Ora gli attivisti pacifisti stanno inziando a sostenere e organizzare la lotta contro i reclutatori dell'esercito. La nostra organizzazione, l'International Action Center, ha pubblicato un libretto dal titolo "NON ANDREMO" in cui si espongono le bugie dei reclutatori. In esso sono chiariti i motivi reali della guerra e si spiega sia ai giovani che ai loro genitori come organizzarsi contro i reclutatori.

Nel libro sono inoltre contenute le dichiarazione dei soldati, marinai e marines che hanno rifiutato di prestare servizio e sono diventati obbiettori in Irak. Circa una dozzina di militari hanno pubblicamente rifiutato di continuare il servizio in Irak, sono stati portati in giudizio ed hanno trasformato il processo in una lotta. E ci sono centinaia di altri che hanno fatto perdere le loro tracce.

Il 6 agosto di quest'anno, Cindy Sheehan ha deciso di andare in pullman fino alla cittadina di Crawford nel Texas, insieme a un gruppo di veterani contro la guerra, per affrontare Bush. Voleva chiedergli: "Per quale nobile causa Lei ha fatto morire mio figlio Casey in Irak?"

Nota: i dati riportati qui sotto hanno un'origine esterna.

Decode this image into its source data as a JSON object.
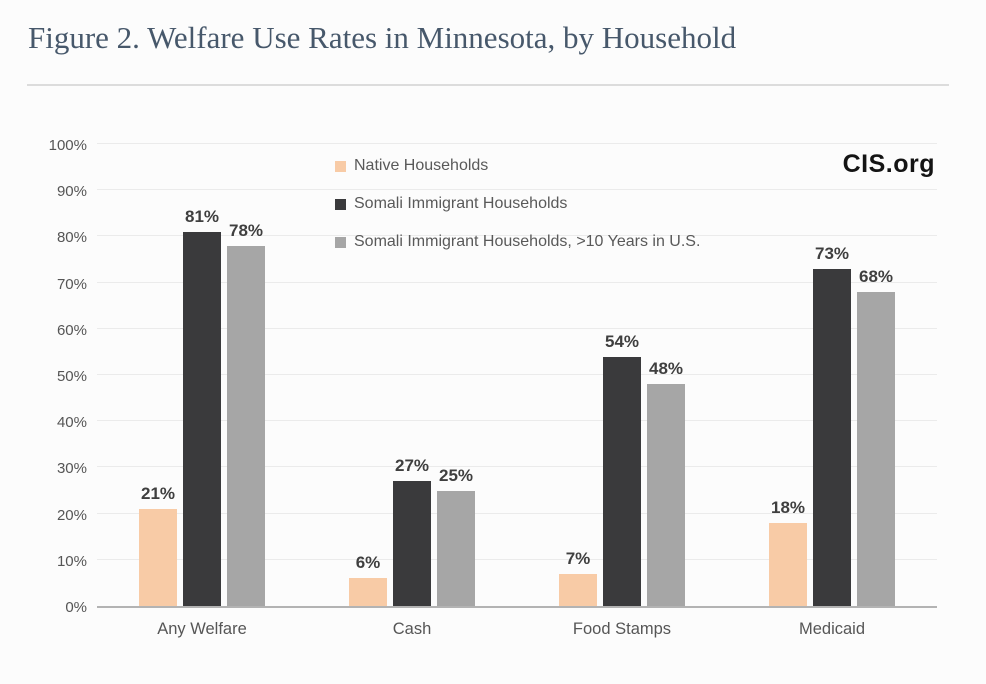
{
  "title": "Figure 2. Welfare Use Rates in Minnesota, by Household",
  "watermark": "CIS.org",
  "chart_data": {
    "type": "bar",
    "title": "Figure 2. Welfare Use Rates in Minnesota, by Household",
    "categories": [
      "Any Welfare",
      "Cash",
      "Food Stamps",
      "Medicaid"
    ],
    "series": [
      {
        "name": "Native Households",
        "color": "#f8cba6",
        "values": [
          21,
          6,
          7,
          18
        ]
      },
      {
        "name": "Somali Immigrant Households",
        "color": "#3a3a3c",
        "values": [
          81,
          27,
          54,
          73
        ]
      },
      {
        "name": "Somali Immigrant Households, >10 Years in U.S.",
        "color": "#a6a6a6",
        "values": [
          78,
          25,
          48,
          68
        ]
      }
    ],
    "value_suffix": "%",
    "xlabel": "",
    "ylabel": "",
    "ylim": [
      0,
      100
    ],
    "yticks": [
      0,
      10,
      20,
      30,
      40,
      50,
      60,
      70,
      80,
      90,
      100
    ],
    "ytick_suffix": "%",
    "grid": true,
    "data_labels": true,
    "legend_position": "top-left-inside"
  }
}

"Nello stesso periodo, 14 soldati statunitensi sono stati uccisi in un solo giorno in Irak. Bush era in vacanza per cinque settimane e tutti i giornalisti erano a Crawford. Era un momento in cui i sondaggi indicavano che circa il 55 per cento della popolazione era contraria alla guerra. La storia di Cindy Sheehan ha avuto perciò grande attenzione dai media. Bush ha rifiutato di incontrarla ma Cindy non è tornata indietro e ha rifiutato di rinunciare all'obbiettivo di un incontro.

Qualcosa di nuovo stava accadendo. Cindy Sheehan stava dando voce a milioni di persone, persone che erano molto a disagio per la guerra ma non sapevano come esprimere politicamente quel disagio. Queste persone hanno potuto riconoscersi nella figura di Cindy e così dare voce ai propri sentimenti contro la guerra.

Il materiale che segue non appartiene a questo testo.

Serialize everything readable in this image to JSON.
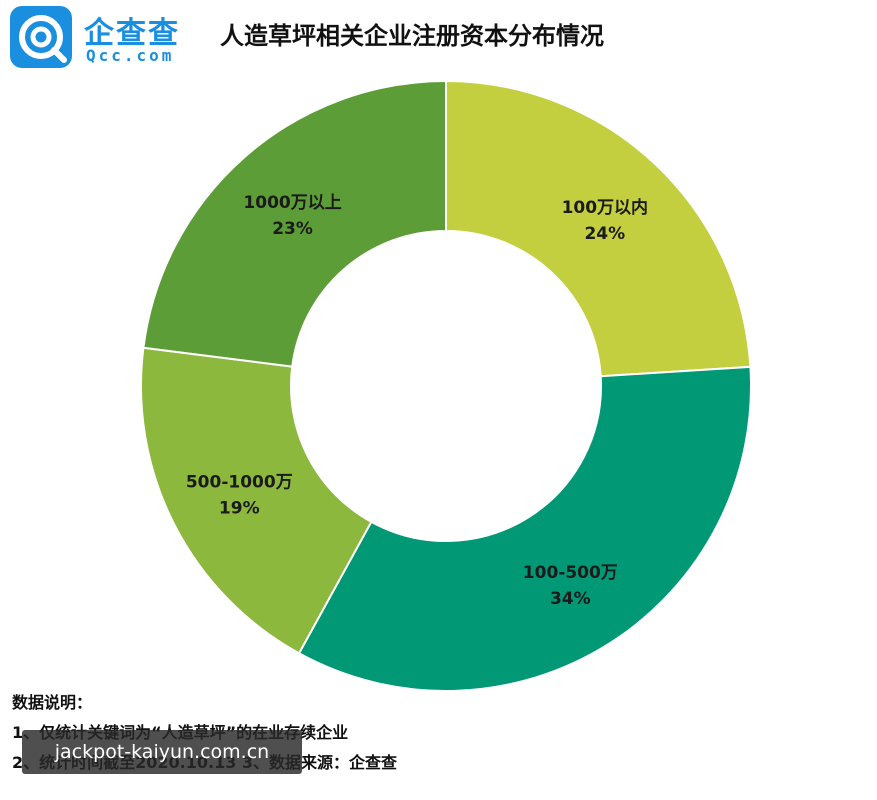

La gente è venuta da ogni parte del paese per unirsi a "Camp Casey", come veniva denominato dal movimento per la pace l'accampamento fuori dal ranch texano di Bush. Poi le persone hanno cominciato a creare altri "Camp Casey" in decine di altre città in tutto il paese. Lo svilupparsi di queste iniziative ha velocemente portato il movimento di nuovo ai livelli che aveva raggiunto prima dell'invasione criminale dell'Irak nel marzo del 2003.

E poi gli Stati Uniti hanno ricevuto un'altra scossa: l'uragano Katrina ha colpito la costa statunitense a Biloxi, nel Mississippi, una piccola citta all'est di New Orleans. Biloxi è stata spazzata via. New Orleans è stata sommersa. L'uragano è stato un disastro naturale ma ancora di più è stato un disastro sociale. Ha mostrato l'abisso che esiste fra ricchi e poveri. Ha mostrato il razzismo che ancora oggi condanna i discendenti degli schiavi alla povertà e alla disperazione. Ha mostrato che il governo capitalista si organizza per la guerra e per l'oppressione, ma non per aiutare il popolo.

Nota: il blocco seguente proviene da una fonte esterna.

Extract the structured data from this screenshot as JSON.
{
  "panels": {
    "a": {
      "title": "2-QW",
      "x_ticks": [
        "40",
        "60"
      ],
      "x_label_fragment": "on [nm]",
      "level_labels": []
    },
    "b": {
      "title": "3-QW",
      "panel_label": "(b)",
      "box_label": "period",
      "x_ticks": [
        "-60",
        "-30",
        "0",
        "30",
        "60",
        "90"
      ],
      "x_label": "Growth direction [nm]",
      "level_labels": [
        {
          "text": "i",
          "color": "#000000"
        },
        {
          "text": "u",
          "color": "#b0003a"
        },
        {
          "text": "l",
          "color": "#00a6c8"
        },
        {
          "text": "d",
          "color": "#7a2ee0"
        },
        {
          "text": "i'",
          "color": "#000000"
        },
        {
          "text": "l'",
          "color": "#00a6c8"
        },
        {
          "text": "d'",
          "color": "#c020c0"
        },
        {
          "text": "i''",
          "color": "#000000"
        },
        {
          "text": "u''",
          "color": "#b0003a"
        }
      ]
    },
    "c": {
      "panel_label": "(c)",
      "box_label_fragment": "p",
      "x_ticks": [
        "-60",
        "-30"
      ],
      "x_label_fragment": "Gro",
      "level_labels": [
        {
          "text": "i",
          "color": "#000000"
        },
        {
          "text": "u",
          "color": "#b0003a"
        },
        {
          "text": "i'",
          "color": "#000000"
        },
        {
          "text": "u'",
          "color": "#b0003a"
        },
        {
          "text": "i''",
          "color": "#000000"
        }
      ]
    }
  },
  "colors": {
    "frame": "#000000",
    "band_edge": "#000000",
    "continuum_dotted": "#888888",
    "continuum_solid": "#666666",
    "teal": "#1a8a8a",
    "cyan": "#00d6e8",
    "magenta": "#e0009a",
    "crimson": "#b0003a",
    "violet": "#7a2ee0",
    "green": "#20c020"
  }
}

Voi avete già visto la sofferenza della popolazione afroamericana e di tutti i poveri di New Orleans. Ma forse non sapete che c'è una vera occupazione di New Orleans, con decine di migliaia di soldati e poliziotti, e con gli stessi mecenari di Blackwater che si trovano in Irak. E anche a New Orleans la Halliburton ha ricevuto i contratti per la ricostruzione della città. Forse voi non sapete, che le storie di assassini e di violenze sono al 99 per cento menzogne. Come le armi di distruzione di massa in Irak.

Il 24 settembre abbiamo visto la collera della popolazione a Washington dove 300.000 persone hanno manifestato per ritirare le truppe del Irak portando cartelli fatti a mano con slogan come “Fuck Bush” “Bush e Cheney sono criminali da guerra” o quello – forse il più importante – scritto a mano da una donna afroamericana: “No Iraqis ever left me on a roof to die.” (Gli iracheni non mi hanno lasciato su un tetto a morire).

Noi cerchiamo di organizzare la solidarietà tra il movimento contro la guerra e il movimento per l'autodeterminazione degli afroamericani degli stati USA del golfo. Combatteremo il governo Bush nel suo stesso paese. Questo è il modo migliore per aiutare la resistenza irakena e por termine all'occupazione. Abbiamo lo stesso nemico noi progessisti americani e la resistenza irakena: l'imperialismo statunitense.

Viva la lotta del popolo irakeno per liberare il suo paese. Viva la resistenza.